Allegations of sexual misconduct have ended Roy Moore's bid to replace Attorney General Jeff Sessions as a senator from Alabama. The extremely close election was something of a puzzle to a lot of outside observers, who wondered what the good people of Alabama could be thinking. About half of them were backing a man who, according to very credible allegations, allegedly lured a 14-year-old girl to his isolated house, lay her down on the floor, returned wearing nothing but underpants, and proceeded to partly undress her and then guide her hand to his crotch. He was in his 30s at the time.

Alabama is a very red state that voted overwhelmingly for Trump. Its new senator Doug Jones, who at the start of this campaign had no chance whatsoever of winning, is not just a Democrat but a liberal-leaning one. Alabama had not voted in a Democratic senator of any kind in 25 years. At the same time, Alabama election rules made it difficult or impossible for the Republican party to replace Moore as a candidate with only a month to go before the election.

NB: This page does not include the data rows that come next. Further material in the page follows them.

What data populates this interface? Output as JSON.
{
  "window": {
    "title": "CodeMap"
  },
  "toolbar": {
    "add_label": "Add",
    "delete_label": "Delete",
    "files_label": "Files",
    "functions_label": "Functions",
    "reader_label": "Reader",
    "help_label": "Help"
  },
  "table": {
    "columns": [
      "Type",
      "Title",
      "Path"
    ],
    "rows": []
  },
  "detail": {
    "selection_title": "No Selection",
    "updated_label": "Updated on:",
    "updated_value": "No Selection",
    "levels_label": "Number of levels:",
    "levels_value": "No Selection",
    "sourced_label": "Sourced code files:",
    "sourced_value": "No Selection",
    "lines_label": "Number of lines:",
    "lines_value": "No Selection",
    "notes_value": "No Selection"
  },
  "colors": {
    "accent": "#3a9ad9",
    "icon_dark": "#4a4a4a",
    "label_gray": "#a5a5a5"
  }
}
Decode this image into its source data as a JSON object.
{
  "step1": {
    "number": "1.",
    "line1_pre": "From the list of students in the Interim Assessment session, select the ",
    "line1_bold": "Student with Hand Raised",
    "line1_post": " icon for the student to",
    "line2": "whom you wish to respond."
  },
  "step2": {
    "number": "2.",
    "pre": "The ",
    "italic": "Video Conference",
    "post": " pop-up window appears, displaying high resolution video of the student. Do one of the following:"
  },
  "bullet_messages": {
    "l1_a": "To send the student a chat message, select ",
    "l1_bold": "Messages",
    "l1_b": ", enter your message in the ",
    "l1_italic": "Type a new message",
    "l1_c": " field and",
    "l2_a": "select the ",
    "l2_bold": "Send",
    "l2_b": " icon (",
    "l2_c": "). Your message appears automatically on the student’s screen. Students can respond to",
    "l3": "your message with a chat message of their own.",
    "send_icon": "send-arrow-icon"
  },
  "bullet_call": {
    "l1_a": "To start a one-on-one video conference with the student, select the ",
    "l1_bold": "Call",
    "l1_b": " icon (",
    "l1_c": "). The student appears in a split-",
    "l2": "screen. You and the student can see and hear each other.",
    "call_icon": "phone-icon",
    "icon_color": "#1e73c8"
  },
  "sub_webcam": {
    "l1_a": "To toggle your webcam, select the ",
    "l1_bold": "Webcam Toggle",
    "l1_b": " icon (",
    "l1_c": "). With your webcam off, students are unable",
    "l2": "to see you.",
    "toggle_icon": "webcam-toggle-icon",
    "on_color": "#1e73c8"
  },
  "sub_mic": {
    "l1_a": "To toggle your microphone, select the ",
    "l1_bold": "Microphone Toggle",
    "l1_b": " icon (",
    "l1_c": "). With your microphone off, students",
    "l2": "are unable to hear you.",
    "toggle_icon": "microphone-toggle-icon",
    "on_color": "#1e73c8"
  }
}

All of this explains why Alabamans came so close to electing Moore their next senator. And yet, it's still shocking when you consider his actions in the context of his public persona--as a voice for Christian morality, the one who says he knows that others, such as liberal billionaire George Soros, are going to hell. In the end, I'm guessing, his conservative Christian constituency just couldn't stomach the disjuncture between their faith and the acts this man is alleged to have committed.

Moore's loss narrows the Republicans' Senate majority to a single vote, but many Republican senators are probably relieved even so. Majority leader Mitch McConnell has said that, if elected, Moore would face an immediate ethics investigation, so the election results have at least saved them from that headache. 

The Fake News Defense

They may also be evidence that the fake news defense has limits. To those of us in the media it's been kind of mind-bending how simply claiming that all unwelcome information is fake news has recently proved a very effective way of deflecting accusations. For example, President Donald Trump, who previously acknowledged the authenticity of the "Access Hollywood" tape in which he's heard bragging about grabbing women's private parts now says it wasn't him after all.

So it was no surprise when Moore claimed the allegations against him were fake news and that he had never done what he was accused of. In fact, he claimed, the accusations were part of a conspiracy to keep him out of the Senate and thus prevent the changes he would make once there. That was good enough for Trump, who campaigned for Moore and responded to questions about his sexual dealings with minors this way: "He says it didn't happen. You have to listen to him also."

That's a problem. Sexual harassment and sexual assault rarely take place in front of eyewitnesses. So it will nearly always come down to a question of whom you believe. In Moore's case, though, the accusers do have some evidence to support their stories. Moore's 14-year-old accuser and her mother both recall that Moore approached them and offered to watch the young girl outside the courtroom while the mother testified in a custody hearing. That's when he struck up an acquaintance that was followed by an invitation to his house. Court records show that the accuser's mother did indeed testify in a hearing on the day in question, and the girl's friends from that time remember her talking about her involvement with an older man. Similarly, one woman whom Moore claims not to know still has her high school yearbook signed in his handwriting.

Most victims of sexual harassment or sexual abuse don't have this kind of evidence to back up their claims, especially not when making accusations years or decades after the event. So we face a difficult choice. Either we dismiss most such claims since they can't be proven--which was basically what happened most of the time before this year's flood of harassment scandals. Or else we consider the reality that, when investigated, most such claims turn out to be true and so we give accusers the benefit of the doubt. 

Neither solution is perfect, but taking such allegations seriously seems better than mostly ignoring them. It looks like voters in Alabama think so too.